Despite relatively low growth, Europe has not been performing as badly as many suggest, Mr Sutherland said. He pointed out that GDP per capita growth is, at 1.8 per cent, similar to that in the US, and that productivity growth has also kept pace with the US.
"European growth has been held back by a political choice to work less and to have fewer people working, with earlier retirement... Our export performance, particularly in Germany, has been very good," he said.
Mr Sutherland suggested that better implementation of the EU's single market in sectors such as energy, transport and financial services could boost growth in Europe.
He said that the dollar would not recover unless the US signalled its clear intention to address its twin deficits, but remarked that there was little sign of such a move. "There is a real potential, unless something is done, for the strength of the euro to increase dramatically. It's potentially painful but it doesn't appear to be adversely affecting exports," he said.
Germany's Chancellor, Mr Gerhard Schröder, told the forum yesterday that his government had embarked on an ambitious reform programme to adjust to new economic realities. The biggest changes are to pensions, healthcare and the labour market with the creation of a large low-wage sector.
"We needed to respond to these challenges while ensuring that our social security and welfare systems are safe and protected. They must be readjusted so that in ever-changing surroundings they become valuable tools for the future."
The actress Sharon Stone raised $1 million (€0.77 million) in five minutes at Davos yesterday when she called on participants at a session with Tanzania's President, Mr Benjamin Mkapa, to help fund bed nets to protect children from mosquitoes that carry malaria.
"I was particularly moved by President Mkapa and by his urgent need of today, so if you don't mind I'd like to offer my help and support to you, and I'd like to offer you $10,000 to help you buy some bed nets today.

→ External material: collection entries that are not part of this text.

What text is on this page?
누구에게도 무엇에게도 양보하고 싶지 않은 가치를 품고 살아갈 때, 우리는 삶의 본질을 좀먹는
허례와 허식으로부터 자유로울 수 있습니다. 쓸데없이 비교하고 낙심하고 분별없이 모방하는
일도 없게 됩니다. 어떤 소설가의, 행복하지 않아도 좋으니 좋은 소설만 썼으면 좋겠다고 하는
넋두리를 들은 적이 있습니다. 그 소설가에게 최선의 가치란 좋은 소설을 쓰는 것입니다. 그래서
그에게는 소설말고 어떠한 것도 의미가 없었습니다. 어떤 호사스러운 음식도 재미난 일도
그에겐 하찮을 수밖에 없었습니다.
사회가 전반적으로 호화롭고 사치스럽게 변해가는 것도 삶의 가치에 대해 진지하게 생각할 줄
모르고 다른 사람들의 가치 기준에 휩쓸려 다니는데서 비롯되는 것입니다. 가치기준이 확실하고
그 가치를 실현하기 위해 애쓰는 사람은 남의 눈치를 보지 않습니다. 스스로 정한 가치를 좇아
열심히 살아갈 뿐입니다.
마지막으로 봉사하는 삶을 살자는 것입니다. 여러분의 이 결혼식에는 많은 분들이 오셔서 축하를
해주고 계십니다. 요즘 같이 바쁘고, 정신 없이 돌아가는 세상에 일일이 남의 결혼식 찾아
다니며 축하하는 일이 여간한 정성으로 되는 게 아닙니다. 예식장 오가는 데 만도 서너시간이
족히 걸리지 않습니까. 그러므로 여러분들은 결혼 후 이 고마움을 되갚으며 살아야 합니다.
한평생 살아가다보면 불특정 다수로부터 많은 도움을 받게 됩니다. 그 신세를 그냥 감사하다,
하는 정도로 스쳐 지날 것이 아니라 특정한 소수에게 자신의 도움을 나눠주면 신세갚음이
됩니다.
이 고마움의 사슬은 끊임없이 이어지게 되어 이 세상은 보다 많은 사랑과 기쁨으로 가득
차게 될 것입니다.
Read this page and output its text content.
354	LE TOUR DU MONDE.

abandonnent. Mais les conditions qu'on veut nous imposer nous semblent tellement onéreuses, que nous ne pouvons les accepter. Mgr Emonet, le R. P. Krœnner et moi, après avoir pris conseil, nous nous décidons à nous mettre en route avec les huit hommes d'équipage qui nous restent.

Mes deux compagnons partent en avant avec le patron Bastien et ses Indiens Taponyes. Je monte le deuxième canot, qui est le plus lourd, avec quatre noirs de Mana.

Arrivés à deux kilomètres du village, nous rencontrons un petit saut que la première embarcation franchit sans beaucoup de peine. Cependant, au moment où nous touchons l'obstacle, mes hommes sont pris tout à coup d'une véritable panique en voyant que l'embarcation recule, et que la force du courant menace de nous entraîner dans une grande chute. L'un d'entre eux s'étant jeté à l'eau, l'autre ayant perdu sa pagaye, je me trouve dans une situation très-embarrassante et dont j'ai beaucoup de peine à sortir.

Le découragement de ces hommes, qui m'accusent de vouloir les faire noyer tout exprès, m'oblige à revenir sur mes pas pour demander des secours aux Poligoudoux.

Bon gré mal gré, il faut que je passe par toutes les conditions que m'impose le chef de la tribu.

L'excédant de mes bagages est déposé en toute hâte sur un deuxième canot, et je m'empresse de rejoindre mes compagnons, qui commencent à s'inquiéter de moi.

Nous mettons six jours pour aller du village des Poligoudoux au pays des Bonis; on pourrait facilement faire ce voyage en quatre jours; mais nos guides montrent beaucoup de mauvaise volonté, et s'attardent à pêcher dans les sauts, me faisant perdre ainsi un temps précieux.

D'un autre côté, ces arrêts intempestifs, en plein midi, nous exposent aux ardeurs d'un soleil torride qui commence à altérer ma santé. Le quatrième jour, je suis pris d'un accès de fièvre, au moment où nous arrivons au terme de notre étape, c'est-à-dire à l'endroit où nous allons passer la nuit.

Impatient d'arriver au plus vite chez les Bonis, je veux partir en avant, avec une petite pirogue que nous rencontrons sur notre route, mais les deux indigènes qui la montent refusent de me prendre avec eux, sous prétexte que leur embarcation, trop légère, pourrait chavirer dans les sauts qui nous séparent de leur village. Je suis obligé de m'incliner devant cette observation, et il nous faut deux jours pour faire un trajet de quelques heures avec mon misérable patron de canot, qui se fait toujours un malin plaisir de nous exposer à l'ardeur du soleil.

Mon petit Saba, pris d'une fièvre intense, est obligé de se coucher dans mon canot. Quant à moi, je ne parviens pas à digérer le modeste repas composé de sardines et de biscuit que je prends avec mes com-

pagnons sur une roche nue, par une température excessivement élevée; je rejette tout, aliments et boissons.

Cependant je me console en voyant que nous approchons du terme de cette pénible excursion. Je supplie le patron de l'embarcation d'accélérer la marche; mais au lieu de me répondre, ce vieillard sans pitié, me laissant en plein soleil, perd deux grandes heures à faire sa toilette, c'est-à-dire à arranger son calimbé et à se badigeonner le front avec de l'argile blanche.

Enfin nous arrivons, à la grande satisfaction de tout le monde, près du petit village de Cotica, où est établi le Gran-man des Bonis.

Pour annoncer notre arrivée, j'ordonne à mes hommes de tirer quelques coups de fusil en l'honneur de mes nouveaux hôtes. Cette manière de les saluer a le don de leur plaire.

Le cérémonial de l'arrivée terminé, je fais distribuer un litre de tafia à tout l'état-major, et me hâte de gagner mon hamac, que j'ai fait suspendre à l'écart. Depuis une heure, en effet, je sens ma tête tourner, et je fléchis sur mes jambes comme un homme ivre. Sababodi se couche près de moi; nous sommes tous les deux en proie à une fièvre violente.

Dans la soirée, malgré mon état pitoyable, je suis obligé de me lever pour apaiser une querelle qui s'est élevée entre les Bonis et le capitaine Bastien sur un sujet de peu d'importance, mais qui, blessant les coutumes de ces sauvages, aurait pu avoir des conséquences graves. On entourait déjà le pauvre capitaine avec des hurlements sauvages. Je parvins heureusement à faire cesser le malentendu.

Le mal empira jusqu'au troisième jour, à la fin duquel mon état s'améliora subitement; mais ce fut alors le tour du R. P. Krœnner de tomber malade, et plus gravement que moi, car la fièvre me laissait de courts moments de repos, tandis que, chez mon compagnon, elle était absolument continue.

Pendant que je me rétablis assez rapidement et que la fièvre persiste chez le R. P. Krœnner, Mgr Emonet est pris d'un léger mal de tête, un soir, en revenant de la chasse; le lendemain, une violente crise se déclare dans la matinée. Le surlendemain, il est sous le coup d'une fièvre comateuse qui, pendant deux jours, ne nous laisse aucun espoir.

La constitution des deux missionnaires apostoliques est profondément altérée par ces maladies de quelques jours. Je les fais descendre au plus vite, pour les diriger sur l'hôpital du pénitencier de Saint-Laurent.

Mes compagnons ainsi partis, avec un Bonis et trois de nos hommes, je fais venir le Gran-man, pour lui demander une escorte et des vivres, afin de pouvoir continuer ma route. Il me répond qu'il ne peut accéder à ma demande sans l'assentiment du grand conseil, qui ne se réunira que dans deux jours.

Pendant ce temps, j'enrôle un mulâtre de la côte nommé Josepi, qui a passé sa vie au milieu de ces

Would any one else like to be on a team with me and stand up and offer some money and help him as well?" she said.
A man next to her immediately pledged $50,000, starting a stampede of donors until, five minutes later, the pledges reached $1 million.
Meanwhile, trade ministers meet in Davos today in an attempt to kick life into the Doha round of trade liberalisation talks, which is back on track but frustrating many governments with the slow speed of progress.